BBC NEWS | World | Europe | Chechen president killed by bomb

BBC NEWS | World | Europe | Chechen president killed by bomb

Since my group partners and I are covering the Checheno-Russia conflict, it is a bittersweet happiness that the assassination occurred. It's horrible that so many people died, but it's nice to have something I can put on my paper.

There are many different spellings for Chechnya, which I've found in English and Spanish: Chechnya, Chechenia, Chechenya, Chechnia, Chechen, Checheno, etc.

Also, the pronunciation of "ch" in Chechnya is the same as "church," which is fortunate for being regular. I'd have thought it would be like "chek'-nia," or even "kek'-nia," but it's really "chech'-nia."

20040506

chiasmus.com

chiasmus.com

Word plays in which a a phrase might have two words reverse itself.

Examples:

"To comfort the afflicted, and afflict the comfortable." --motto of American journalism
"One for all and all for one we gage." --Shakespeare

Media Matters for America

Media Matters for America

A way to find out a position of one group of media views itself.

20040505

choices

I have been given an unprecedented choice that has uplifted me from my latent depression, yet I still am apprehensive, without forms or goals in my life.

I have grown up a little more, but I am still childish, with strong lack of wisdom, strong lack of the ability to make rational decision.

As the TIME magazine article explained, the frontal lobe of my brain, one involved in future planning and decision making, is not well developed until I'm 25 years old.

20040502

The New York Times > Science > U.S. Is Losing Its Dominance in the Sciences

The New York Times > Science > U.S. Is Losing Its Dominance in the Sciences

Sad.

The dominance in the sciences have been traveling from Greece to Roman, then to the Middle East, and then China, before returning to Russia, then France, then Germany, then United Kingdom, before finally the United States picked up the slack after the Cold War.

Not that it wanted to. I mean, my cynicism aside, Americans have always been behind in the sciences. What they're good at, of course, is the entrepreneurial spritis. When you think about it, the internal combustion engine wasn't invented in the United States, but Henry Ford was the one man who made good measure of it and mass produced it. Now it is the lifeblood of the American Spirit, it symbolizes mobility, restlessness, the love of national forgetfulness (did anybody get that reference?).

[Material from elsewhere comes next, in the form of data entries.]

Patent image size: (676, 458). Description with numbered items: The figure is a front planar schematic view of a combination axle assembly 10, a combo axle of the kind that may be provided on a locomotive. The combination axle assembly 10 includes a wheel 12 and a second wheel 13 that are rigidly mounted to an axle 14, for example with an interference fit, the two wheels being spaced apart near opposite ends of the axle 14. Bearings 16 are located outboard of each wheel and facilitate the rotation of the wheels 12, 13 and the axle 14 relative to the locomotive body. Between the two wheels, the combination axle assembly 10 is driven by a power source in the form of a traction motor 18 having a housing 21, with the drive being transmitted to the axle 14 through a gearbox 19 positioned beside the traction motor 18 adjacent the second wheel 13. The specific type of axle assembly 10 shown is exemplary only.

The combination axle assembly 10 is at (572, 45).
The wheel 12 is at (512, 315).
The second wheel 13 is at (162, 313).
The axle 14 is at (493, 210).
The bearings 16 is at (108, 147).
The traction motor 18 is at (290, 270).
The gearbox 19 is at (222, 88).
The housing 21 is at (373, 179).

For all that Asia or Europe have invented, Americans are usually the one who see the potentials in it.

The unfortunate thing would be if all the entreprenurial spirit was jettisoned out into foreign countries, where they're more ruthless with greed than we are.

before long

feeling: headache on the left-rear of my head, above my left eye, and to the rear of my left temple.

I'm unable to study because this aching is not letting me think clearly. Still, I should rest, let my body's defense work its course.

20040501

time is like . . .

a cabinet: You open it up and find all the things that you use to keep food on to be eaten: plates, cups, bowls.

a door: You can open it or close it. And when you open it, you can choose to go through or just look around. But it's always there.

an old grandfather: He is a little lonely, a bit of a curmudgeon that sometimes you feel you have to humor.

a bird: it chirps in the morning, disappears in wintertime, and comes back with many newborns in the spring.

a flower: it blossoms, then wilts.

a car: you ride it in to get anywhere, and with patience it can take you there, but carefully, or you will crash.

a vacuum cleaner: it sucks up the dirt, the hair, the unsavory things so that you have a cleaner house.

a star: it always comes out at night, and it is always there, when you look up to see it, but when you live in the hurly-burly, with all the artificial light blocking it out, you can forget about it.

a desk: you write on it, do all the deskly things with it, then throw it away in exchange for a new one.

a checker board: you leap one marble over the other, but all the marbles must come home together.